A few tweaks to that dreaded routine, which we believe kills all imagination, might end up providing us with enthusiasm and energy for our daily life.
 

The importance of connections and disconnection 

Kevin Nyhan, Credit Manager at AIB, has gone into 2021 wanting to reconnect with his colleagues and knowing the importance of leaving work behind at the end of the day.

I was fortunate in that I had been able to work from home a few days each month before the COVID-19 crisis, so it wasn’t a completely new experience to me. However, there’s a big difference between doing it occasionally and working remotely on a permanent basis. 

From the start, I’ve made sure to form and try to keep a daily routine, similar to what I did when I was in the office. I get up at the same time each day, try to start and finish at the same time, as well as taking breaks and lunch around the same as I would have done in the office. I have found that really helps to maintain some sort of difference between work and home. 

Working on my own all day, I do miss the social interaction of work. At the start of the pandemic, like most, I tried group zoom calls and quizzes but, as we all know, it’s hard to have group discussions via video call. Instead, I now make the point of scheduling a short video call each week with a colleague or friend to have a coffee and a chat and that does help keep in touch with people.
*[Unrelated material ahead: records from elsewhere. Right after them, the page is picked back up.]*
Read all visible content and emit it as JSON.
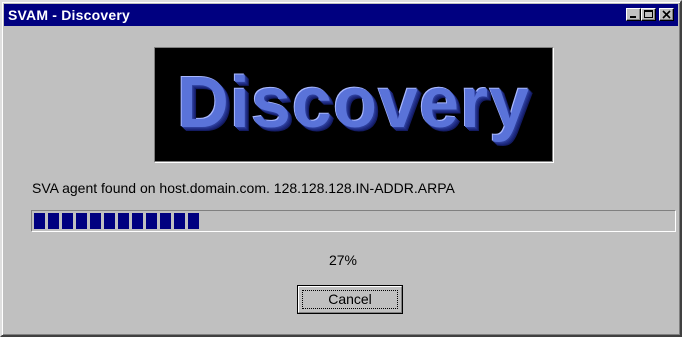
{
  "window": {
    "title": "SVAM - Discovery",
    "title_bar_color": "#000080",
    "controls": {
      "minimize_icon": "minimize-icon",
      "maximize_icon": "maximize-icon",
      "close_icon": "close-icon"
    }
  },
  "banner": {
    "text": "Discovery",
    "text_color": "#5a73d9",
    "background_color": "#000000"
  },
  "status": {
    "message": "SVA agent found on host.domain.com. 128.128.128.IN-ADDR.ARPA"
  },
  "progress": {
    "value_percent": 27,
    "label": "27%",
    "bar_color": "#000080"
  },
  "actions": {
    "cancel_label": "Cancel"
  }
}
I’m fortunate to have a spare room to work from so I can close the door in the evening and try to leave work behind. However, it can be difficult to switch off when you’re just walking from one room to another at the end of the day. The commute between the office and home was useful to disconnect from work-mode and I do miss that break between home and work. I now take a short walk in the evening after I finish work. That 20 minutes really helps me to disconnect. Plus, my dog is delighted with all the walks he is getting these days.